- Date: 2 – 7 June
- Edition: 32nd
- Surface: Clay
- Location: Prostějov, Czech Republic
- Venue: TK Agrofert Prostějov

Champions

Singles
- Hugo Dellien

Doubles
- Petr Nouza / Patrik Rikl
- ← 2024 · Czech Open · 2026 →

= 2025 UniCredit Czech Open =

The 2025 UniCredit Czech Open was a professional tennis tournament played on clay courts. It was the 32nd edition of the tournament which was part of the 2025 ATP Challenger Tour. It took place in Prostějov, Czech Republic between 2 and 7 June 2025.

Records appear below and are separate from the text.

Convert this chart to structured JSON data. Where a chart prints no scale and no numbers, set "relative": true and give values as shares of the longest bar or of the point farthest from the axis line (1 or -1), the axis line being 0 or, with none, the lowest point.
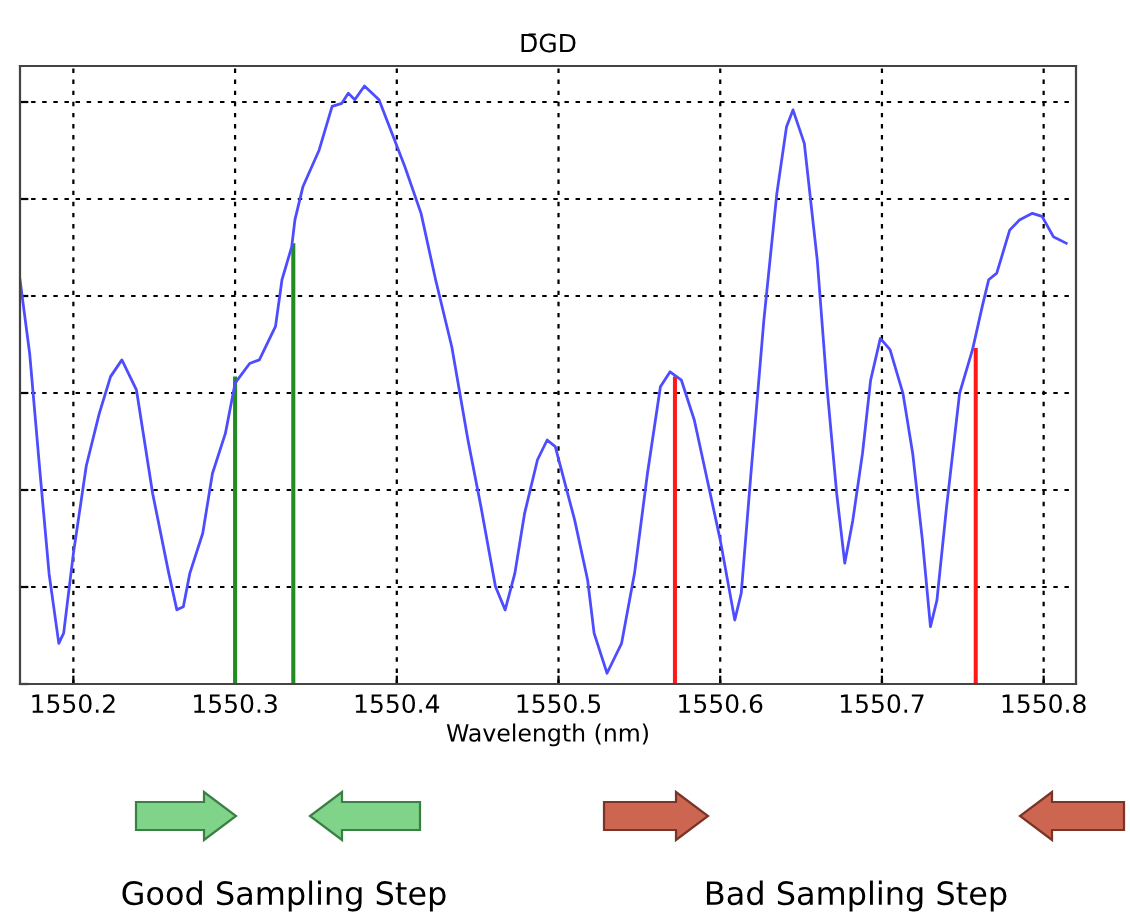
{
  "chart_data": {
    "type": "line",
    "title": "D̄GD",
    "xlabel": "Wavelength (nm)",
    "relative": true,
    "grid": true,
    "xlim": [
      1550.167,
      1550.82
    ],
    "xticks": [
      1550.2,
      1550.3,
      1550.4,
      1550.5,
      1550.6,
      1550.7,
      1550.8
    ],
    "annotations": [
      "Good Sampling Step",
      "Bad Sampling Step"
    ],
    "series": [
      {
        "color": "#4d4dff",
        "x": [
          1550.167,
          1550.173,
          1550.179,
          1550.185,
          1550.191,
          1550.194,
          1550.2,
          1550.208,
          1550.216,
          1550.223,
          1550.23,
          1550.239,
          1550.249,
          1550.259,
          1550.264,
          1550.268,
          1550.272,
          1550.28,
          1550.286,
          1550.294,
          1550.3,
          1550.309,
          1550.315,
          1550.325,
          1550.329,
          1550.335,
          1550.337,
          1550.342,
          1550.352,
          1550.36,
          1550.366,
          1550.37,
          1550.374,
          1550.38,
          1550.389,
          1550.397,
          1550.405,
          1550.415,
          1550.424,
          1550.434,
          1550.444,
          1550.452,
          1550.461,
          1550.467,
          1550.473,
          1550.479,
          1550.487,
          1550.493,
          1550.498,
          1550.51,
          1550.518,
          1550.522,
          1550.53,
          1550.539,
          1550.547,
          1550.555,
          1550.563,
          1550.569,
          1550.576,
          1550.584,
          1550.592,
          1550.6,
          1550.609,
          1550.613,
          1550.619,
          1550.627,
          1550.635,
          1550.641,
          1550.645,
          1550.652,
          1550.66,
          1550.666,
          1550.672,
          1550.677,
          1550.682,
          1550.688,
          1550.693,
          1550.699,
          1550.705,
          1550.713,
          1550.719,
          1550.725,
          1550.73,
          1550.734,
          1550.74,
          1550.748,
          1550.756,
          1550.762,
          1550.766,
          1550.771,
          1550.779,
          1550.785,
          1550.793,
          1550.799,
          1550.806,
          1550.814
        ],
        "values": [
          0.676,
          0.552,
          0.365,
          0.184,
          0.068,
          0.085,
          0.218,
          0.365,
          0.452,
          0.514,
          0.542,
          0.492,
          0.319,
          0.185,
          0.124,
          0.129,
          0.185,
          0.252,
          0.352,
          0.419,
          0.503,
          0.536,
          0.542,
          0.598,
          0.676,
          0.731,
          0.776,
          0.832,
          0.893,
          0.966,
          0.971,
          0.988,
          0.977,
          1,
          0.977,
          0.921,
          0.865,
          0.787,
          0.676,
          0.564,
          0.408,
          0.297,
          0.163,
          0.124,
          0.185,
          0.285,
          0.375,
          0.408,
          0.397,
          0.274,
          0.174,
          0.085,
          0.018,
          0.068,
          0.185,
          0.352,
          0.497,
          0.522,
          0.508,
          0.441,
          0.341,
          0.241,
          0.107,
          0.152,
          0.352,
          0.609,
          0.82,
          0.932,
          0.96,
          0.904,
          0.709,
          0.497,
          0.319,
          0.202,
          0.274,
          0.386,
          0.508,
          0.578,
          0.559,
          0.486,
          0.386,
          0.241,
          0.096,
          0.14,
          0.297,
          0.486,
          0.559,
          0.631,
          0.676,
          0.687,
          0.759,
          0.776,
          0.787,
          0.782,
          0.748,
          0.737
        ]
      },
      {
        "type": "bar",
        "color": "#228b22",
        "x": [
          1550.3,
          1550.336
        ],
        "values": [
          0.514,
          0.737
        ]
      },
      {
        "type": "bar",
        "color": "#ff1a1a",
        "x": [
          1550.572,
          1550.758
        ],
        "values": [
          0.514,
          0.562
        ]
      }
    ]
  }
}
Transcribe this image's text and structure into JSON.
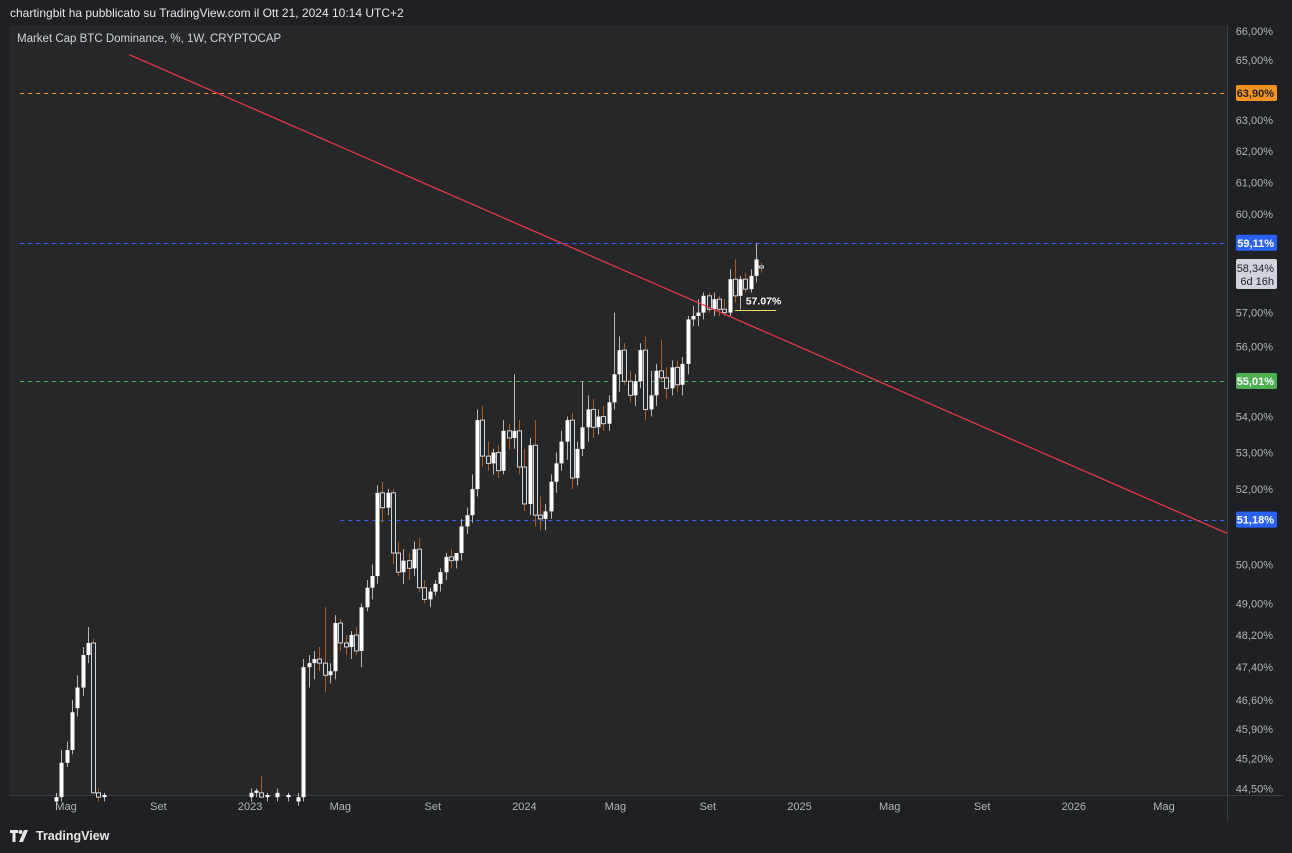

==Singles main-draw entrants==
===Seeds===

| Country | Player | Rank^{1} | Seed |
|---|---|---|---|
| CZE | Jakub Menšík | 19 | 1 |
| CHI | Alejandro Tabilo | 61 | 2 |
| CZE | Vít Kopřiva | 86 | 3 |
| BOL | Hugo Dellien | 90 | 4 |
| TPE | Tseng Chun-hsin | 94 | 5 |
| KAZ | Alexander Shevchenko | 103 | 6 |
| CZE | Dalibor Svrčina | 127 | 7 |
| HUN | Zsombor Piros | 160 | 8 |

- ^{1} Rankings are as of 26 May 2025.

===Other entrants===
The following players received wildcards into the singles main draw:
- CZE Jakub Menšík
- CZE Maxim Mrva
- CHI Alejandro Tabilo

The following player received entry into the singles main draw as an alternate:
- ESP Nikolás Sánchez Izquierdo

The following players received entry from the qualifying draw:
- CZE Hynek Bartoň
- CZE Petr Brunclík
- CZE Jonáš Forejtek
- SVK Norbert Gombos
- SVK Miloš Karol
- SVK Lukáš Pokorný

==Champions==
===Singles===

- BOL Hugo Dellien def. TPE Tseng Chun-hsin 6–3, 6–4.

===Doubles===

- CZE Petr Nouza / CZE Patrik Rikl def. SVK Lukáš Pokorný / CZE Dalibor Svrčina 4–6, 6–3, [10–4].